Menurut Kiai Zuhri standar penyematan cap kekayaan atau kemiskinan pada seseorang itu berdasarkan pada rasio antara pendapatan dan pengeluaran.

“Orang yang tiap hari memiliki penghasilan 1 juta, tapi kebutuhan hidupnya 2 juta. Maka dia itu miskin, bahkan fakir. Berbeda jika orang yang berpenghasilan 500 ribu, tapi kebutuhannya 200 ribu, maka ia kaya,” paparnya dengan nada halus dan menyentuh hati.

Kemudian, beliau memberi contoh sosok tokoh ulama’ besar dari Sukorejo, Situbondo. Adalah Kiai As’ad Syamsul Arifin, Sang Pahlawan Nasional. Dengan senyum sumringah, Kiai Zuhri menceritakan kisah Kiai As’ad saat bertemu presiden di istana negara.

“Kiai As’ad itu pakaiannya ya begitu terus, sarungan lalu berpakaian sederhana. Bahkan saat ke istana negara untuk bertemu presiden, beliau tetap berpakaian seperti itu. Kalau kita di posisi beliau, pasti risih ya?” tanya beliau membuat kami para peserta tersenyum malu.

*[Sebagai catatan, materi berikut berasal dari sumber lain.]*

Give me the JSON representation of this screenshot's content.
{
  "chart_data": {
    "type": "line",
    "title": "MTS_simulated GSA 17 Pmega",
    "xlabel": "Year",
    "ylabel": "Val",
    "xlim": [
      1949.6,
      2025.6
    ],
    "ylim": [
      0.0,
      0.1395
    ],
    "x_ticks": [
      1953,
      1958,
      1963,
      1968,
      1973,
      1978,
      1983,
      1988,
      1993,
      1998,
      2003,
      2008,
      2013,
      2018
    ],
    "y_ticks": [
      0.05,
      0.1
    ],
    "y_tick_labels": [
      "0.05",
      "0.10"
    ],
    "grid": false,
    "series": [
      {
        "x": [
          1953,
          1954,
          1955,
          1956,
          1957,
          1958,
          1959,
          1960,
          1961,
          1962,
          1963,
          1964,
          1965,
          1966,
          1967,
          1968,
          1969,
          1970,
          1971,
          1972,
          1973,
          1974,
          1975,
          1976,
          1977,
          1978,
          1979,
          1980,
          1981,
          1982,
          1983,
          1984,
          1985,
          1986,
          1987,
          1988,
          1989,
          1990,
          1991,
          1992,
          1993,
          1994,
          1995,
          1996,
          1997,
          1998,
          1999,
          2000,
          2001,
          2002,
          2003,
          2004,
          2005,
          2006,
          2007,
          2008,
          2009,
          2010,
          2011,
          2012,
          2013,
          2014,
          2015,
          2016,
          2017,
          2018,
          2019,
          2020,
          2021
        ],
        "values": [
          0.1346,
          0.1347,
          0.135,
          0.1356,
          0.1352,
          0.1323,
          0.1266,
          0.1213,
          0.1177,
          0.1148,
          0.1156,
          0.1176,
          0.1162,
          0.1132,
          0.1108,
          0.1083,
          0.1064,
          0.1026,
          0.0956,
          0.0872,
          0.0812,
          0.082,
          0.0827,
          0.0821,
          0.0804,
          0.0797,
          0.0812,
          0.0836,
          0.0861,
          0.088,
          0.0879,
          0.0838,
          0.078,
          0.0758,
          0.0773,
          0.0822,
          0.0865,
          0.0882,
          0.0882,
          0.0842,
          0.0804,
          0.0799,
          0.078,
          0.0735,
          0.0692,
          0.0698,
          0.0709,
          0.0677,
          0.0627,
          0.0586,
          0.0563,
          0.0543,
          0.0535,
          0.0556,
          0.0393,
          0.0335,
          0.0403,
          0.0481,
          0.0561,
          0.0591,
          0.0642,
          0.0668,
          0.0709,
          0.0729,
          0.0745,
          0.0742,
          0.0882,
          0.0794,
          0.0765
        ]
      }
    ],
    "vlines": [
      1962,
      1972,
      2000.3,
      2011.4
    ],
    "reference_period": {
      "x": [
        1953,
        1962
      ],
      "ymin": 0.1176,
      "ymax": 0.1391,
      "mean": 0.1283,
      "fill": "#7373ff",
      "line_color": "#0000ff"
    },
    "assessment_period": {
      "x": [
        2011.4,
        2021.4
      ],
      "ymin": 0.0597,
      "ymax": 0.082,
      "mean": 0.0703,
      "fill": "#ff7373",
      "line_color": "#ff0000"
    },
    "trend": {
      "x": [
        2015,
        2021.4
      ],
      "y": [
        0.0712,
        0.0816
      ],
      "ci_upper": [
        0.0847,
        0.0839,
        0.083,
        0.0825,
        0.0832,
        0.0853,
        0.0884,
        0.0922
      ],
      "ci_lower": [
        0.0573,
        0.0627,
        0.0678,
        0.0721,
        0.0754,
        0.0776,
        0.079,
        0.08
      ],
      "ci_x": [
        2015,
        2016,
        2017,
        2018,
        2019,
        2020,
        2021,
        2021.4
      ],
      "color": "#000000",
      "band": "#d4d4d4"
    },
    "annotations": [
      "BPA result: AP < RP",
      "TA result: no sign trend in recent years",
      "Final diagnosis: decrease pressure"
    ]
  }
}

Setidaknya, lanjut beliau, kita bisa meneladani Nabi yang hidup sederhana namun mampu melaksanakan kewajiban, bahkan melebihinya.

Antara bermewah-mewah dan sederhana yang berkecukupan, kata beliau, kita harus dapat membedakan. Bermewah-mewah adalah ketika kita melakukan atau mengambil sesuatu yang lebih dari kebutuhan atau keperluan.

“Contoh muslim yang baik adalah ia yang tidak mengambil yang tidak perlu,” imbuhnya.

Jadi, simpulan beliau, dalam berdakwah misalnya, jika dengan sederhana kita sudah bisa melaksanakan dakwah, lantas kenapa harus berlebih alias bermewah-mewah.

Tak berhenti di situ, bak samudera ilmu, beliau memberikan keterangan lebih lanjut tentang urutan “selamat”, “manfaat”, dan “nikmat” dalam mengambil suatu keputusan.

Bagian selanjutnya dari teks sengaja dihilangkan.